November is also the month of flowers: Think about the bees and avoid using pesticides.
Jobs for November:
- Keep planting summer vegetables a few at a time, for a steady supply.
- It’s still cold for tomato seedlings, especially if they’ve been growing in a hot house - `harden them off’ by leaving them outside a few days before planting, or rig up a temporary cloche for shelter in the garden.
- Stake tomatoes, beans and peas at planting time to prevent root damage later. Tomatoes need 2m-ish tall, strong stakes. For cherry tomatoes, which have a more sprawling habit, try making cages, such as a ring of netting or a tripod of canes.
- Put in a root-watering system at the same time you plant - a terracotta pot with the hole glued up, or an upside-down plastic bottle with the bottom cut off.
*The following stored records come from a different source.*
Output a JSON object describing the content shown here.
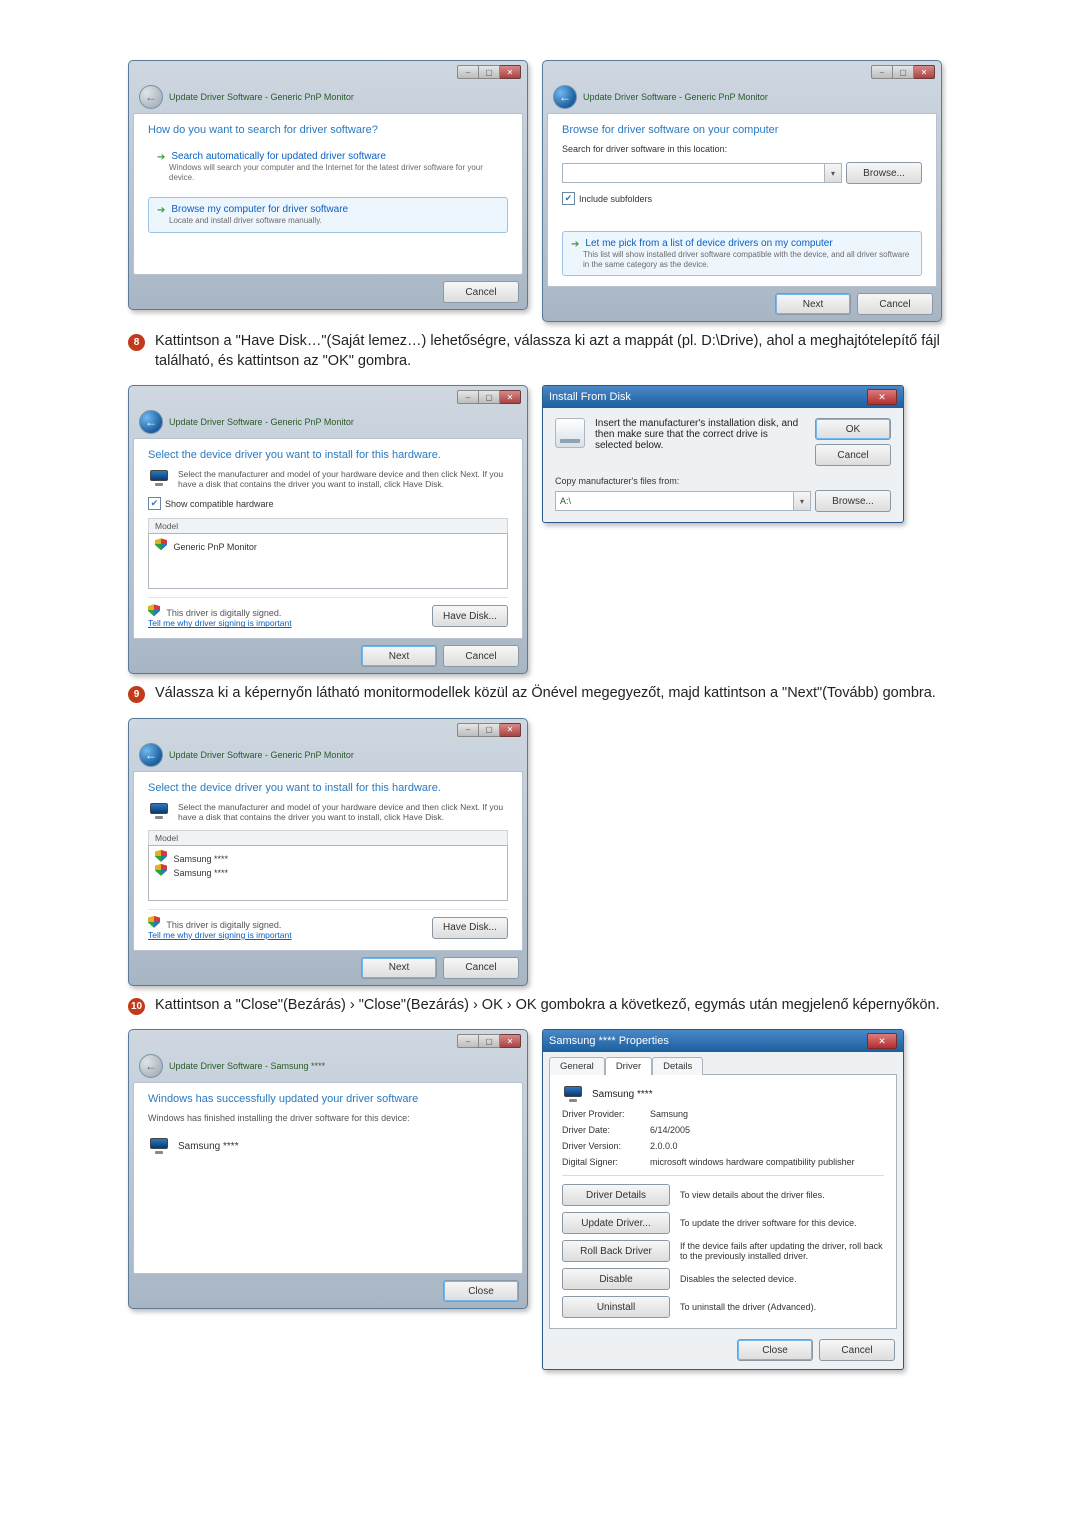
{
  "steps": {
    "s8": {
      "num": "8",
      "text": "Kattintson a \"Have Disk…\"(Saját lemez…) lehetőségre, válassza ki azt a mappát (pl. D:\\Drive), ahol a meghajtótelepítő fájl található, és kattintson az \"OK\" gombra."
    },
    "s9": {
      "num": "9",
      "text": "Válassza ki a képernyőn látható monitormodellek közül az Önével megegyezőt, majd kattintson a \"Next\"(Tovább) gombra."
    },
    "s10": {
      "num": "10",
      "text": "Kattintson a \"Close\"(Bezárás) › \"Close\"(Bezárás) › OK › OK gombokra a következő, egymás után megjelenő képernyőkön."
    }
  },
  "winA": {
    "breadcrumb": "Update Driver Software - Generic PnP Monitor",
    "heading": "How do you want to search for driver software?",
    "opt1_title": "Search automatically for updated driver software",
    "opt1_desc": "Windows will search your computer and the Internet for the latest driver software for your device.",
    "opt2_title": "Browse my computer for driver software",
    "opt2_desc": "Locate and install driver software manually.",
    "cancel": "Cancel"
  },
  "winB": {
    "breadcrumb": "Update Driver Software - Generic PnP Monitor",
    "heading": "Browse for driver software on your computer",
    "path_label": "Search for driver software in this location:",
    "path_value": "",
    "browse": "Browse...",
    "include": "Include subfolders",
    "opt_title": "Let me pick from a list of device drivers on my computer",
    "opt_desc": "This list will show installed driver software compatible with the device, and all driver software in the same category as the device.",
    "next": "Next",
    "cancel": "Cancel"
  },
  "winC": {
    "breadcrumb": "Update Driver Software - Generic PnP Monitor",
    "heading": "Select the device driver you want to install for this hardware.",
    "desc": "Select the manufacturer and model of your hardware device and then click Next. If you have a disk that contains the driver you want to install, click Have Disk.",
    "show_compat": "Show compatible hardware",
    "col_model": "Model",
    "row1": "Generic PnP Monitor",
    "signed": "This driver is digitally signed.",
    "why": "Tell me why driver signing is important",
    "have_disk": "Have Disk...",
    "next": "Next",
    "cancel": "Cancel"
  },
  "dlgDisk": {
    "title": "Install From Disk",
    "msg": "Insert the manufacturer's installation disk, and then make sure that the correct drive is selected below.",
    "ok": "OK",
    "cancel": "Cancel",
    "copy_label": "Copy manufacturer's files from:",
    "path_value": "A:\\",
    "browse": "Browse..."
  },
  "winD": {
    "breadcrumb": "Update Driver Software - Generic PnP Monitor",
    "heading": "Select the device driver you want to install for this hardware.",
    "desc": "Select the manufacturer and model of your hardware device and then click Next. If you have a disk that contains the driver you want to install, click Have Disk.",
    "col_model": "Model",
    "row1": "Samsung ****",
    "row2": "Samsung ****",
    "signed": "This driver is digitally signed.",
    "why": "Tell me why driver signing is important",
    "have_disk": "Have Disk...",
    "next": "Next",
    "cancel": "Cancel"
  },
  "winE": {
    "breadcrumb": "Update Driver Software - Samsung ****",
    "heading": "Windows has successfully updated your driver software",
    "desc": "Windows has finished installing the driver software for this device:",
    "device": "Samsung ****",
    "close": "Close"
  },
  "dlgProp": {
    "title": "Samsung **** Properties",
    "tabs": {
      "general": "General",
      "driver": "Driver",
      "details": "Details"
    },
    "device": "Samsung ****",
    "kv": {
      "provider_k": "Driver Provider:",
      "provider_v": "Samsung",
      "date_k": "Driver Date:",
      "date_v": "6/14/2005",
      "version_k": "Driver Version:",
      "version_v": "2.0.0.0",
      "signer_k": "Digital Signer:",
      "signer_v": "microsoft windows hardware compatibility publisher"
    },
    "actions": {
      "details_btn": "Driver Details",
      "details_txt": "To view details about the driver files.",
      "update_btn": "Update Driver...",
      "update_txt": "To update the driver software for this device.",
      "rollback_btn": "Roll Back Driver",
      "rollback_txt": "If the device fails after updating the driver, roll back to the previously installed driver.",
      "disable_btn": "Disable",
      "disable_txt": "Disables the selected device.",
      "uninstall_btn": "Uninstall",
      "uninstall_txt": "To uninstall the driver (Advanced)."
    },
    "close": "Close",
    "cancel": "Cancel"
  }
}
- ‘Edit’ self-sowers like borage and calendula so they don’t smother other desirable plants. They are great compost fodder.
- Weed and mulch fruit trees and berries – make sure trees don’t dry out at this time or they will drop their baby fruit.
- Compost- it’s great rotting weather and there are lots of weeds and grass clippings at hand. Pile up new heaps, and turn older ones to find the black gold at the base.
- As you weed an area, follow up with mulch straight away to prevent weeds and keep the ground moist over summer. Take away a barrow of weeds- replace it with a barrow of mulch.
- Divide perennials and herbs- split clumps into smaller plants to keep them vigorous.
Sow seed: Salad greens, beans, peas, beetroot, tomatoes, basil, zucchini, kamokamo, pumpkin, cucumber, leeks, red onions, carrots, rocket, coriander, parsley, sunflower.
Plant out: Beans, tomatoes, zucchini, pumpkin, cucumber, peas, spinach, lettuce, potatoes, all sorts of herbs and flowers.